La vision du sommet de Madrid était celle d'une OTAN capitalisant sur sa victoire stratégique contre la Russie pour élargir ses rangs en Europe (la Finlande et la Suède ont été invitées) et pour étendre son influence dans la zone de l'océan Pacifique. Si les partenaires de l'OTAN dans le Pacifique (Australie, Nouvelle-Zélande, Japon et Corée du Sud) ont été invités à Vilnius, l'espoir que leur présence coïncide avec l'annonce de l'ouverture d'un bureau de liaison de l'OTAN au Japon a été balayé par la France, qui s'oppose à ce qu'une alliance ostensiblement axée sur la sécurité de l'Atlantique Nord s'implique dans le Pacifique.
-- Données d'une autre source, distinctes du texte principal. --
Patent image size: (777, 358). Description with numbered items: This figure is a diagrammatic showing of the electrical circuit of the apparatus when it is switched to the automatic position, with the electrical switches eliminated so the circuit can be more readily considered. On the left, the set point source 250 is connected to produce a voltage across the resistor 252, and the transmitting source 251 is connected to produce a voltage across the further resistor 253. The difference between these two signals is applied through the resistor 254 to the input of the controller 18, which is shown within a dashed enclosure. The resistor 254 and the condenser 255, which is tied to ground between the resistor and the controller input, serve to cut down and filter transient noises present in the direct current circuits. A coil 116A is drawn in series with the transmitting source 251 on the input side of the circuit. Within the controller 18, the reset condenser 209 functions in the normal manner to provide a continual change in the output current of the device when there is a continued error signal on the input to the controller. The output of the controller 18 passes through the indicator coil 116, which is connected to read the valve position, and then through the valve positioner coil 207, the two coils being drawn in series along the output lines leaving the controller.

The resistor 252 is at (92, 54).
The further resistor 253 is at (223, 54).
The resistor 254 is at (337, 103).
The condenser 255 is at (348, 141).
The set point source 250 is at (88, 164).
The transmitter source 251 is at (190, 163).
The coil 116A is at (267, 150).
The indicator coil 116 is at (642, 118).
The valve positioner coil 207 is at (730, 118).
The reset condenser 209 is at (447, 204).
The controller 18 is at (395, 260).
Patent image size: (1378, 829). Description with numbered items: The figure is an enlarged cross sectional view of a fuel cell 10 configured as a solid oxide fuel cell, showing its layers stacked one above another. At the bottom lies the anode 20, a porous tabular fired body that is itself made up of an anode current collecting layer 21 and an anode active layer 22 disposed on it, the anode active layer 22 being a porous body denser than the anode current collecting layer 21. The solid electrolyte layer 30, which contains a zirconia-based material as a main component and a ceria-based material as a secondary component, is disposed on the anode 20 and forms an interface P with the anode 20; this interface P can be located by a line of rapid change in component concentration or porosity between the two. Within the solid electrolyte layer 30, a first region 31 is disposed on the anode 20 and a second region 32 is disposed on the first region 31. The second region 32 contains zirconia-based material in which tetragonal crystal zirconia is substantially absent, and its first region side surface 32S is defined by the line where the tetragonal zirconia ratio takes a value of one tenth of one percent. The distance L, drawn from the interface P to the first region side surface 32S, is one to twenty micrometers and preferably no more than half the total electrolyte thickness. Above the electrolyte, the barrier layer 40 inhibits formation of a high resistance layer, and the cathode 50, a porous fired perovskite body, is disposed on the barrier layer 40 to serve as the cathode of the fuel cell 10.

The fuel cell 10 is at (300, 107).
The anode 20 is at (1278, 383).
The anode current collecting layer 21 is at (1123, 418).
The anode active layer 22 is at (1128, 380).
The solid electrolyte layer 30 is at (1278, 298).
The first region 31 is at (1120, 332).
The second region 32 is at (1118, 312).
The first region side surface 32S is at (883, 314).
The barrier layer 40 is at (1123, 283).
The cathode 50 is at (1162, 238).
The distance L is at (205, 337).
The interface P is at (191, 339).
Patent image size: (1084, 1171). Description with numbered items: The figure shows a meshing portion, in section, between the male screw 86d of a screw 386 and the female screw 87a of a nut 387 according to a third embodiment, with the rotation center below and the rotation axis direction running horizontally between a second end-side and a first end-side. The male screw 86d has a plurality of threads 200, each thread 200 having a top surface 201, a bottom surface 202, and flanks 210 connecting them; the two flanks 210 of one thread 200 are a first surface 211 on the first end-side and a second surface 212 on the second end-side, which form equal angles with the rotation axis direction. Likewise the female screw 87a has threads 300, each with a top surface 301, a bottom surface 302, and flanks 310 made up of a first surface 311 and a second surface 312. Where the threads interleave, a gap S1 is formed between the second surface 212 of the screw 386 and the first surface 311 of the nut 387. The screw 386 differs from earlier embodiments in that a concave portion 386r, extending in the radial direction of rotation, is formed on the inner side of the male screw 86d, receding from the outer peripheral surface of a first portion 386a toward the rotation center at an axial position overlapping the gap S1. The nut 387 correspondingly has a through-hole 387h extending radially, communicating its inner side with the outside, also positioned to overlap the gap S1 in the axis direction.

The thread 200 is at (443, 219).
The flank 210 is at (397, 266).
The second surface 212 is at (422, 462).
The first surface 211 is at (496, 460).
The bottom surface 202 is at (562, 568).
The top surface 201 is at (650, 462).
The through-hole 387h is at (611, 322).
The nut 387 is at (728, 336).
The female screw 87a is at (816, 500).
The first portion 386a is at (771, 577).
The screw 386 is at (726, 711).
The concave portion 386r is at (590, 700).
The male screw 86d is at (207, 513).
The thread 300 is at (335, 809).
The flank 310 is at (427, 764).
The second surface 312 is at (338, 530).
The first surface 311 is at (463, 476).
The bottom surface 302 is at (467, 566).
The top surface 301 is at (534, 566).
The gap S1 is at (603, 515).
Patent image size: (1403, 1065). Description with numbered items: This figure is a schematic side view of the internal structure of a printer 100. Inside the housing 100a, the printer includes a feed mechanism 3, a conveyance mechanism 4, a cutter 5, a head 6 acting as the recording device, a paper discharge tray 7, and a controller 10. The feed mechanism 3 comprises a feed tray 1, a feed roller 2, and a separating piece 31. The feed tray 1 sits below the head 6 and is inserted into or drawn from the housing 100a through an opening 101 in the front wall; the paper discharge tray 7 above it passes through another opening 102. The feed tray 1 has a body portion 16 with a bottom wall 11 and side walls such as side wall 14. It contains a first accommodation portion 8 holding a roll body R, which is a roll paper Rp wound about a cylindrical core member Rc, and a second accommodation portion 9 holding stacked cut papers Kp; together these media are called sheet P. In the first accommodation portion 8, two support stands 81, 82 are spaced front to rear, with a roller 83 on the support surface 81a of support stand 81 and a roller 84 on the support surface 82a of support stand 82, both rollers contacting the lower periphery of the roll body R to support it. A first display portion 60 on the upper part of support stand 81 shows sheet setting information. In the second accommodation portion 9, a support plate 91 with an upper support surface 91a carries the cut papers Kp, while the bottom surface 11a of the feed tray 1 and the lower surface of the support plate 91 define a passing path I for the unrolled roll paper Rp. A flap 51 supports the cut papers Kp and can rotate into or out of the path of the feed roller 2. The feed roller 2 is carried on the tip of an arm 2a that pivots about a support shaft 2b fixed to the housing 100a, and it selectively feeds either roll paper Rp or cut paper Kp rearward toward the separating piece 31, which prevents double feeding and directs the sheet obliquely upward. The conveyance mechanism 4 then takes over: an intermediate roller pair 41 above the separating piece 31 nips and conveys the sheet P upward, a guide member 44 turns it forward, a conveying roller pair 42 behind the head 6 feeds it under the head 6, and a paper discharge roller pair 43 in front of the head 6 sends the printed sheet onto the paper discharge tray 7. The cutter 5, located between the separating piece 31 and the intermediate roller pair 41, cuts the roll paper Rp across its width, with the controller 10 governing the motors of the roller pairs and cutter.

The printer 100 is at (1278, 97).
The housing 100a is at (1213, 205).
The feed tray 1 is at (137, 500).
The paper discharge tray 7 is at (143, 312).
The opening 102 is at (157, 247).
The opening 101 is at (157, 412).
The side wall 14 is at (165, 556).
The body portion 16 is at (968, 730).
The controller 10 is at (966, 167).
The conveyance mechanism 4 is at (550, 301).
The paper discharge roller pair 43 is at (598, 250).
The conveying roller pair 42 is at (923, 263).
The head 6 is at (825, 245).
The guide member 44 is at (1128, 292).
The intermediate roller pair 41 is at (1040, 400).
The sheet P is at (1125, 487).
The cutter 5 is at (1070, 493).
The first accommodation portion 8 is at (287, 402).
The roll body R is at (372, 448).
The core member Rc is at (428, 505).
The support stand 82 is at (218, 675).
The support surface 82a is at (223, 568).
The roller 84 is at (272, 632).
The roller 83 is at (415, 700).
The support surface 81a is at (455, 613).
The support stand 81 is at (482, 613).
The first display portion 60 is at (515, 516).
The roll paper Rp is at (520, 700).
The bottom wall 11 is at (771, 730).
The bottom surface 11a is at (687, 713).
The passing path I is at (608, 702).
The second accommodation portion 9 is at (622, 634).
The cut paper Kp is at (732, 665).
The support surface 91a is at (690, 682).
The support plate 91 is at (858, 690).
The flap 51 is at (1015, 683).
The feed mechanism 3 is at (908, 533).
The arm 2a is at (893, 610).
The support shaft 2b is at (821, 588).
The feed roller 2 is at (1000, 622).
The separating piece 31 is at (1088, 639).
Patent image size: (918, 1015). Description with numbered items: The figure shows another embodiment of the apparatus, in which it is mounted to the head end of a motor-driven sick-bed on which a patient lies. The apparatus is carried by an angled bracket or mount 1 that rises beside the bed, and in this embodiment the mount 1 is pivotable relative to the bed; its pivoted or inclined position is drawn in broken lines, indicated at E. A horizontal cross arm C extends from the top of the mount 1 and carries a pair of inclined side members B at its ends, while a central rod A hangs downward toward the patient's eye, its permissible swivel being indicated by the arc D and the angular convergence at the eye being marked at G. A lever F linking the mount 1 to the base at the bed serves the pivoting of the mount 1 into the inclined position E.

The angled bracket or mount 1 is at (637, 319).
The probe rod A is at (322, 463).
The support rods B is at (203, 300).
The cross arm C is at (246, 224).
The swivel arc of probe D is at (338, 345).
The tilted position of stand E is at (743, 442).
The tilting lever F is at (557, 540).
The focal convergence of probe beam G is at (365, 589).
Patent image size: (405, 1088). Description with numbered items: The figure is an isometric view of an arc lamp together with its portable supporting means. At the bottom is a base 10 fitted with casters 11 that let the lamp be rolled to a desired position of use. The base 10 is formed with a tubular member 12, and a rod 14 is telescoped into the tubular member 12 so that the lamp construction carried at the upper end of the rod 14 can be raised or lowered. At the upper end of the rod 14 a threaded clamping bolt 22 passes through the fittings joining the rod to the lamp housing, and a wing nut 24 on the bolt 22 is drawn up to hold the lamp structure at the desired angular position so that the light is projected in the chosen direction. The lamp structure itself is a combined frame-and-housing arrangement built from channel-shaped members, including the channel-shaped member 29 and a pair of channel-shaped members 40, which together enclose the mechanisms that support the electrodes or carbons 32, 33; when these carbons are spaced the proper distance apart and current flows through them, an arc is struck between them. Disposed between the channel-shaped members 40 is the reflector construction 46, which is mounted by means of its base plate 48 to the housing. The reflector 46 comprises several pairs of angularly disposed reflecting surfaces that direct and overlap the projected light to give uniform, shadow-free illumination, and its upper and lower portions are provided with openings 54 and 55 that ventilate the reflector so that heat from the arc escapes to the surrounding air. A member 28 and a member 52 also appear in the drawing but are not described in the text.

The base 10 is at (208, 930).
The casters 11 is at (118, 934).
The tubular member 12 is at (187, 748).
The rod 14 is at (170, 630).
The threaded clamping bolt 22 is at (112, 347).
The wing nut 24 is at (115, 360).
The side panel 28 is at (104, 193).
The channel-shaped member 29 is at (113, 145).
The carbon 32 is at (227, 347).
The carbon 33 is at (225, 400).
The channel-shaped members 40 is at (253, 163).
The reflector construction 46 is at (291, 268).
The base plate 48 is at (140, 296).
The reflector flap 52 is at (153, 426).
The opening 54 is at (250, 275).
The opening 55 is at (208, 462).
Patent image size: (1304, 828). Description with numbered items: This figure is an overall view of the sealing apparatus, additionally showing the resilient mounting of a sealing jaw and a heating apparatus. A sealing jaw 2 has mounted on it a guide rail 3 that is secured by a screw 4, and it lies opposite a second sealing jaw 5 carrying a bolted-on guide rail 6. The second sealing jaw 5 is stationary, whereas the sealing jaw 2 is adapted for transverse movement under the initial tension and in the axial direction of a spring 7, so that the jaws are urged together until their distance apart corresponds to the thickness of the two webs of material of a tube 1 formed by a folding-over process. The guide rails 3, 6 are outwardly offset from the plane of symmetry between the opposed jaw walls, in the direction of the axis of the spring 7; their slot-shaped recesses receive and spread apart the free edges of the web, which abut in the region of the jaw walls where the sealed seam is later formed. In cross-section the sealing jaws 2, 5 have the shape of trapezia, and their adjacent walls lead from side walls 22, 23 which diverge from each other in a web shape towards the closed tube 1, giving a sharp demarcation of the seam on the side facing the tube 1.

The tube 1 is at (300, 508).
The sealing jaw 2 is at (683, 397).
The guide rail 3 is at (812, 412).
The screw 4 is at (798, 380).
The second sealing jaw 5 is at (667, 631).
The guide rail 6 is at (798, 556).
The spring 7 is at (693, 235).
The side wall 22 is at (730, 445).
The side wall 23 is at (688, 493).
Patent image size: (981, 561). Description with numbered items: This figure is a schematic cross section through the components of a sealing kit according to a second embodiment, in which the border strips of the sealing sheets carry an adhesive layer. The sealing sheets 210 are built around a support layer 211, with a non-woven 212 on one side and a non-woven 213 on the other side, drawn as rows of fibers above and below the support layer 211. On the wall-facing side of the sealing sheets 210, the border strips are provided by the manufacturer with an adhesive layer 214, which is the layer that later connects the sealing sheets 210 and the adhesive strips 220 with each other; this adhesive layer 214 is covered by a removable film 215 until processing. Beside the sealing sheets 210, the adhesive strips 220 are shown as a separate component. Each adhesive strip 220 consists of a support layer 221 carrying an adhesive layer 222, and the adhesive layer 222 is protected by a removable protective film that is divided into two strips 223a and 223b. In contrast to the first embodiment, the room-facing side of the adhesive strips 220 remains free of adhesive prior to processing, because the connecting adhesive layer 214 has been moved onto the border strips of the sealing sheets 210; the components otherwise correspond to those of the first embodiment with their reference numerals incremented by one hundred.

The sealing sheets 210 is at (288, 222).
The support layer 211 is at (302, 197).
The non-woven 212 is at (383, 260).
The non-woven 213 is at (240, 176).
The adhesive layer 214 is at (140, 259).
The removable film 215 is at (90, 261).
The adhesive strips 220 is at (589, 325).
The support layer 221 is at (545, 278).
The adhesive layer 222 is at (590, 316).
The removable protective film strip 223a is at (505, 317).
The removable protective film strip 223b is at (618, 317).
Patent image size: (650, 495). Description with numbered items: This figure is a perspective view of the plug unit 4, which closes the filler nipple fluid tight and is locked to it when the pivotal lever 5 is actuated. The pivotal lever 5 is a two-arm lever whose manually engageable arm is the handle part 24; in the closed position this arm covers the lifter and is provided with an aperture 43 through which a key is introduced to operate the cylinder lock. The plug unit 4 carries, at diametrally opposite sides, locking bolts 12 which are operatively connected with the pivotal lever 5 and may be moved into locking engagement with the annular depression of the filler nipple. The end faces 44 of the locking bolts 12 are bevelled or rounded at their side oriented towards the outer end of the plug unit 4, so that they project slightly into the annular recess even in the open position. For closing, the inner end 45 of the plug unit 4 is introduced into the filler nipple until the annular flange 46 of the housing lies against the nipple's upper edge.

Si la Finlande a rejoint l'OTAN, ce n'est pas le cas de la Suède, dont l'adhésion devient de plus en plus problématique en raison de l'opposition de la Turquie. L'annonce récente du président turc Recep Erdogan, selon laquelle la Turquie acceptera l'adhésion de la Suède à l'OTAN lorsque l'Union européenne admettra la Turquie, semble être une épine dans le pied qui va définitivement saper les espoirs d'adhésion de la Suède, puisque l'Union européenne n'est pas disposée à admettre la Turquie.
Le sommet de Vilnius sera très probablement défini par ces questions et l'incapacité de l'alliance à parvenir à un consensus significatif sur la meilleure façon de les aborder.
On peut s'attendre à une pléthore de discours et de postures de la part des membres de l'OTAN, mais le fait est que la véritable mission du sommet de Vilnius est de déterminer la meilleure façon de parvenir à un atterrissage en douceur par rapport aux buts et objectifs non atteints définis l'année dernière à Madrid.
La normalisation de l'échec pourrait décrire au mieux ce que l'OTAN peut accomplir à Vilnius.
Toute incapacité à mettre un terme à l'accumulation de débâcles que représente la politique actuelle de l'OTAN à l'égard de l'Ukraine entraînera un nouvel effondrement de la situation militaire en Ukraine et de la situation politique en Europe, qui, dans leur ensemble, rapprochent l'OTAN de sa disparition définitive.
Cette perspective n'est pas de bon augure pour ceux dont la tâche est de donner une tournure aussi positive que possible à la réalité. Mais il y a longtemps que l'OTAN a cessé de composer avec un monde fondé sur les faits, s'autorisant à sombrer dans un théâtre de l'absurde où les acteurs se font illusion en croyant à la fable qu'ils racontent, tandis que le public les regarde avec consternation.
* Scott Ritter est un ancien officier de renseignement du corps des Marines américains qui a servi dans l'ex-Union soviétique pour mettre en œuvre les traités de contrôle des armements, dans le golfe Persique pendant l'opération Tempête du désert, et en Irak pour superviser le désarmement des armes de destruction massive (ADM). Son dernier ouvrage est Disarmament in the Time of Perestroika, publié par Clarity Press.